Suburban Knight – By Night EP (Underground Resistance, 1996)

de:bug 04/10


Rewind: Sven von Thülen über “Into The Dragon”

Posted: April 26th, 2010 | Author: | Filed under: Artikel | Tags: , , , , | 1 Comment »

Im Gespräch mit Sven von Thülen über “Into The Dragon” von Bomb The Bass (1988).

Wie und wann bist Du auf Bomb The Bass gekommen? Als “Beat Dis” rauskam?

Ja, “Beat Dis” war ja ein Riesenhit, der ist auch an einem damals 11 oder 12-jährigen wie mir nicht vorbeigegangen. Es gab gleich neben unserer Schule eine Bibliothek, in der man Kassetten und CDs ausleihen konnte. Da gab es auch “Into The Dragon”. Ausleihen, überspielen und ab in den Walkman. Das Cover von “Beat Dis” war auch der Grund, warum ich damals für eine Weile mit einem Smiley-T-Shirt rumgerannt bin. Vollkommen ahnungslos.

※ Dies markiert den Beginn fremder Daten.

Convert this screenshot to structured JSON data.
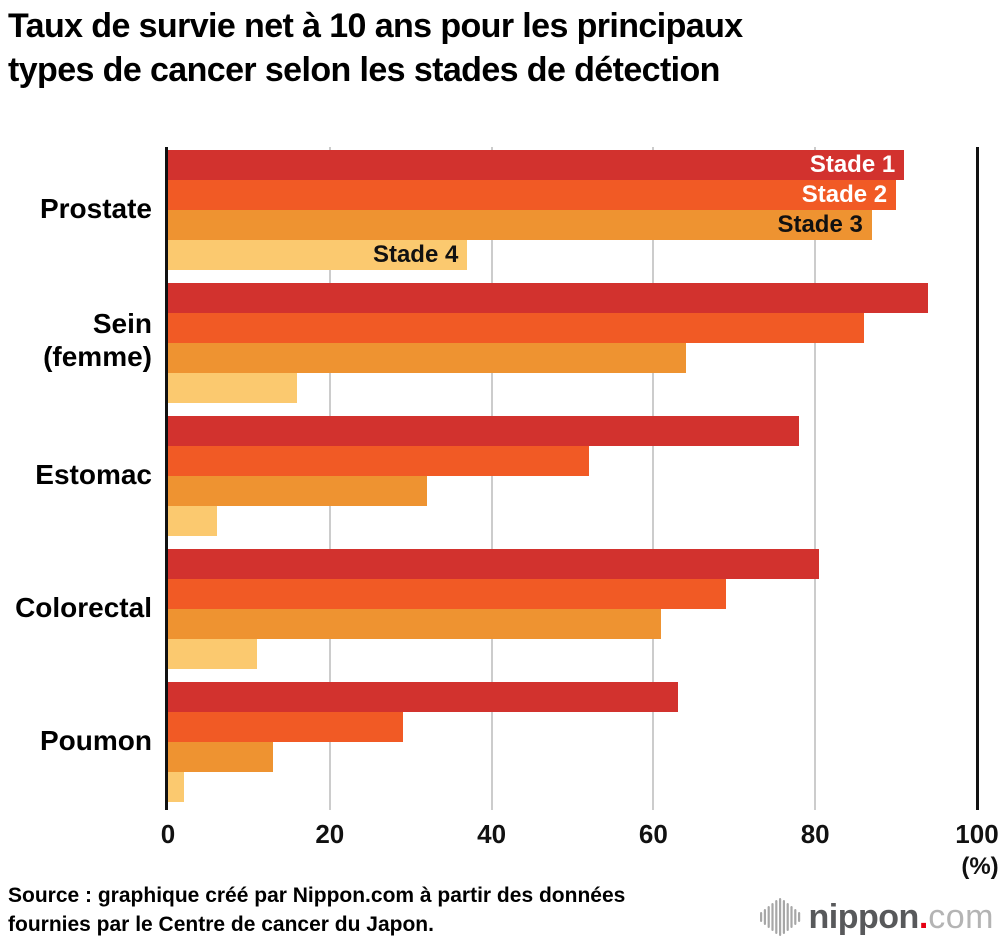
{
  "title_lines": [
    "Taux de survie net à 10 ans pour les principaux",
    "types de cancer selon les stades de détection"
  ],
  "chart_data": {
    "type": "bar",
    "orientation": "horizontal",
    "title": "Taux de survie net à 10 ans pour les principaux types de cancer selon les stades de détection",
    "categories": [
      "Prostate",
      "Sein\n(femme)",
      "Estomac",
      "Colorectal",
      "Poumon"
    ],
    "series": [
      {
        "name": "Stade 1",
        "color": "#d2322e",
        "label_color": "#ffffff",
        "values": [
          91,
          94,
          78,
          80.5,
          63
        ]
      },
      {
        "name": "Stade 2",
        "color": "#f15a25",
        "label_color": "#ffffff",
        "values": [
          90,
          86,
          52,
          69,
          29
        ]
      },
      {
        "name": "Stade 3",
        "color": "#ee9331",
        "label_color": "#111111",
        "values": [
          87,
          64,
          32,
          61,
          13
        ]
      },
      {
        "name": "Stade 4",
        "color": "#fbc96f",
        "label_color": "#111111",
        "values": [
          37,
          16,
          6,
          11,
          2
        ]
      }
    ],
    "x_ticks": [
      0,
      20,
      40,
      60,
      80,
      100
    ],
    "xlim": [
      0,
      100
    ],
    "x_unit": "(%)",
    "grid": true,
    "gridline_color": "#cccccc",
    "axis_color": "#111111",
    "legend_position": "inside-first-group-bars"
  },
  "source_lines": [
    "Source : graphique créé par Nippon.com à partir des données",
    "fournies par le Centre de cancer du Japon."
  ],
  "logo": {
    "name": "nippon",
    "dot": ".",
    "tld": "com",
    "icon_color": "#a7a7a7",
    "dot_color": "#e60012"
  }
}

Warum hast Du Dir “Into The Dragon” ausgesucht? Ist es für Dich exemplarisch für diese Phase 1987/88, als sich junge englische Produzenten mit sehr viel Enthusiasmus auf die Möglichkeiten des Samplings stürzten? Was für Qualitäten besitzt “Into The Dragon” für Dich?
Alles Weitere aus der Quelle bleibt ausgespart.